(Londres) L’opposition britannique s’est jointe mercredi aux voix pressant le gouvernement de présenter une stratégie de sortie du confinement imposé pour freiner la pandémie de nouveau coronavirus, arguant que la population avait besoin « de voir une lumière au bout du tunnel ».

Pauline FROISSART
Agence France-Presse

À la veille de la probable annonce d’une prolongation du confinement décrété le 23 mars, le nouveau chef du Parti travailliste, Keir Starmer, a publié une lettre adressée au ministre des Affaires étrangères Dominic Raab qui remplace temporairement le chef du gouvernement Boris Johnson, en convalescence après un séjour à l’hôpital dû au coronavirus.

« La question qui se pose jeudi n’est pas si le confinement doit être prolongé, mais comment et quand peut-il être allégé et sur quels critères cette décision sera prise », écrit M. Starmer, élu à la tête du Labour le 4 avril.

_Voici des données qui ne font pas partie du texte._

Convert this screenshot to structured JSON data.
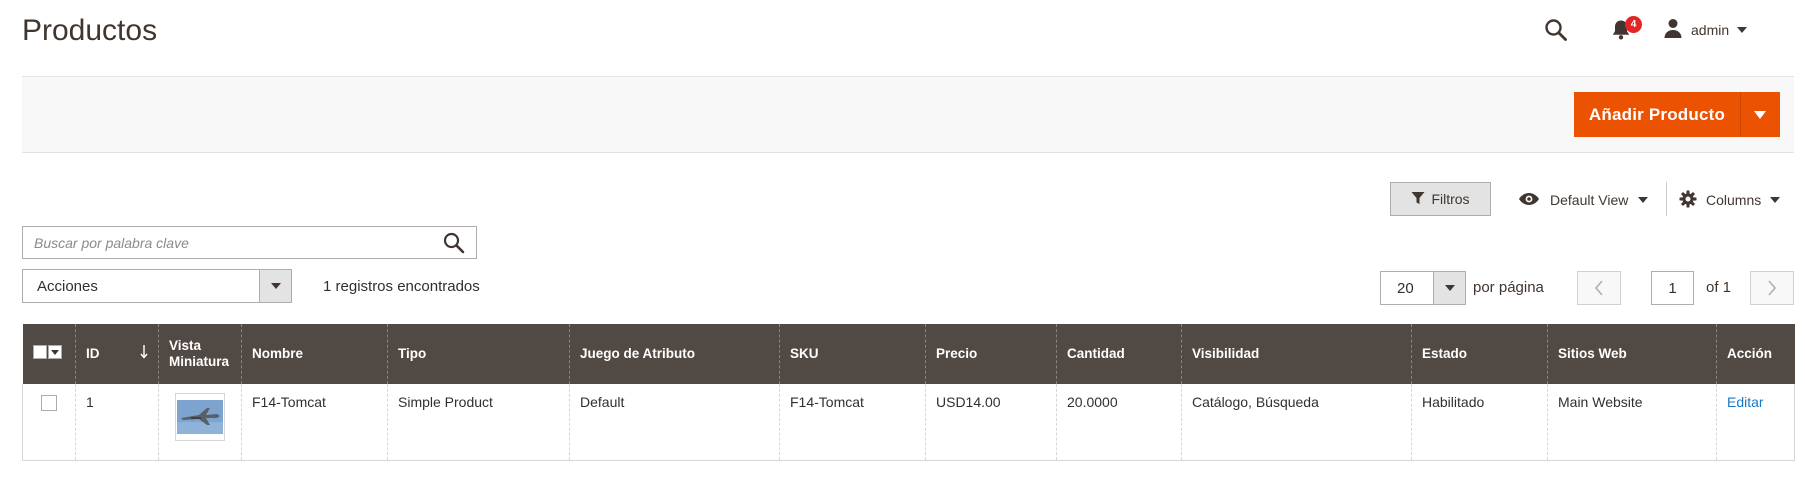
{
  "page": {
    "title": "Productos"
  },
  "header": {
    "notification_count": "4",
    "user_name": "admin"
  },
  "action_bar": {
    "add_product_label": "Añadir Producto"
  },
  "toolbar": {
    "filters_label": "Filtros",
    "view_label": "Default View",
    "columns_label": "Columns",
    "search_placeholder": "Buscar por palabra clave",
    "actions_label": "Acciones",
    "records_found": "1 registros encontrados",
    "per_page_value": "20",
    "per_page_label": "por página",
    "current_page": "1",
    "total_pages": "of 1"
  },
  "grid": {
    "columns": [
      "ID",
      "Vista Miniatura",
      "Nombre",
      "Tipo",
      "Juego de Atributo",
      "SKU",
      "Precio",
      "Cantidad",
      "Visibilidad",
      "Estado",
      "Sitios Web",
      "Acción"
    ],
    "rows": [
      {
        "id": "1",
        "thumbnail_icon": "jet-aircraft-photo",
        "name": "F14-Tomcat",
        "type": "Simple Product",
        "attribute_set": "Default",
        "sku": "F14-Tomcat",
        "price": "USD14.00",
        "quantity": "20.0000",
        "visibility": "Catálogo, Búsqueda",
        "status": "Habilitado",
        "websites": "Main Website",
        "action": "Editar"
      }
    ]
  },
  "colors": {
    "accent": "#eb5202",
    "header_bg": "#514943",
    "link": "#1979c3",
    "badge": "#e22626"
  },
  "icons": {
    "search": "search-icon",
    "notifications": "bell-icon",
    "user": "user-icon",
    "filter": "funnel-icon",
    "view": "eye-icon",
    "columns": "gear-icon",
    "sort": "arrow-down-icon",
    "prev": "chevron-left-icon",
    "next": "chevron-right-icon"
  }
}
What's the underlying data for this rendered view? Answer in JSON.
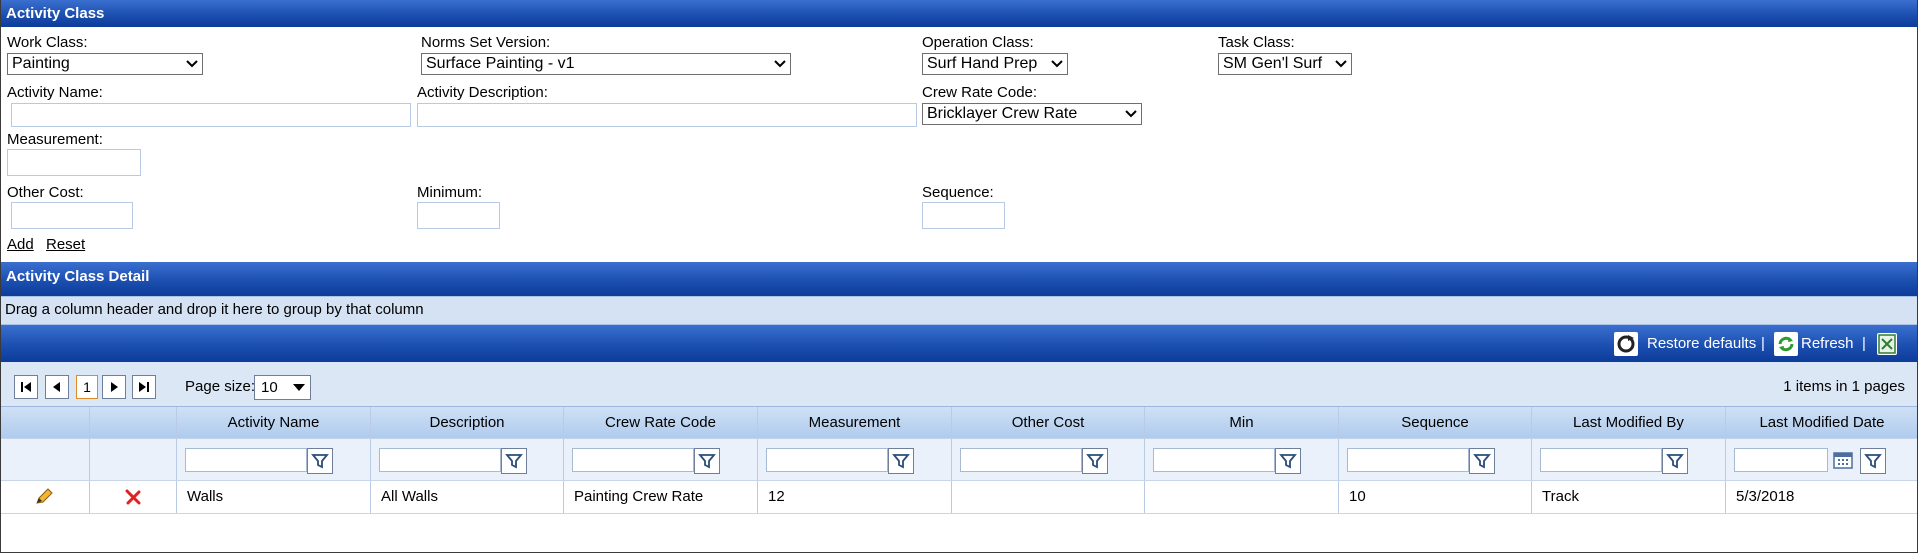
{
  "activity_class": {
    "title": "Activity Class",
    "work_class": {
      "label": "Work Class:",
      "value": "Painting"
    },
    "norms_set_version": {
      "label": "Norms Set Version:",
      "value": "Surface Painting - v1"
    },
    "operation_class": {
      "label": "Operation Class:",
      "value": "Surf Hand Prep"
    },
    "task_class": {
      "label": "Task Class:",
      "value": "SM Gen'l Surf"
    },
    "activity_name": {
      "label": "Activity Name:",
      "value": ""
    },
    "activity_description": {
      "label": "Activity Description:",
      "value": ""
    },
    "crew_rate_code": {
      "label": "Crew Rate Code:",
      "value": "Bricklayer Crew Rate"
    },
    "measurement": {
      "label": "Measurement:",
      "value": ""
    },
    "other_cost": {
      "label": "Other Cost:",
      "value": ""
    },
    "minimum": {
      "label": "Minimum:",
      "value": ""
    },
    "sequence": {
      "label": "Sequence:",
      "value": ""
    },
    "add_label": "Add",
    "reset_label": "Reset"
  },
  "detail": {
    "title": "Activity Class Detail",
    "group_hint": "Drag a column header and drop it here to group by that column",
    "toolbar": {
      "restore_label": "Restore defaults",
      "refresh_label": "Refresh",
      "separator": "|"
    },
    "pager": {
      "current_page": "1",
      "page_size_label": "Page size:",
      "page_size": "10",
      "summary": "1 items in 1 pages"
    },
    "columns": [
      "Activity Name",
      "Description",
      "Crew Rate Code",
      "Measurement",
      "Other Cost",
      "Min",
      "Sequence",
      "Last Modified By",
      "Last Modified Date"
    ],
    "rows": [
      {
        "activity_name": "Walls",
        "description": "All Walls",
        "crew_rate_code": "Painting Crew Rate",
        "measurement": "12",
        "other_cost": "",
        "min": "",
        "sequence": "10",
        "last_modified_by": "Track",
        "last_modified_date": "5/3/2018"
      }
    ]
  },
  "icons": {
    "edit": "pencil-icon",
    "delete": "red-x-icon",
    "filter": "funnel-icon",
    "calendar": "calendar-icon",
    "restore": "restore-icon",
    "refresh": "refresh-icon",
    "export": "excel-icon"
  }
}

Il exige que le gouvernement publie son plan immédiatement ou dans les jours à venir, afin que le Parlement puisse l’examiner à la reprise de ses travaux, le 21 avril, a priori par visioconférence.

Une demande à laquelle le gouvernement ne semble pas près d’accéder. « Parler d’une stratégie de sortie avant que nous n’atteignions le pic (de la pandémie, NDLR) risque de brouiller le message crucial qui est que les gens doivent rester chez eux afin de protéger notre NHS (le service public de santé, NDLR) et de sauver des vies », a déclaré une source gouvernementale.

« Commencer maintenant »

Le Royaume-Uni est désormais l’un des pays en Europe les plus violemment touchés par la pandémie avec près de 13 000 morts dans les seuls hôpitaux (12 868 selon le dernier bilan publié mercredi) et des inquiétudes croissantes sur les victimes en maisons de retraite, qui ne sont pas comptabilisées dans les bilans quotidiens des autorités.

Mais le pays est « probablement » en train d’atteindre le pic de l’épidémie, a déclaré mercredi le chef des services sanitaires anglais Chris Whitty, lors de la conférence de presse quotidienne du gouvernement.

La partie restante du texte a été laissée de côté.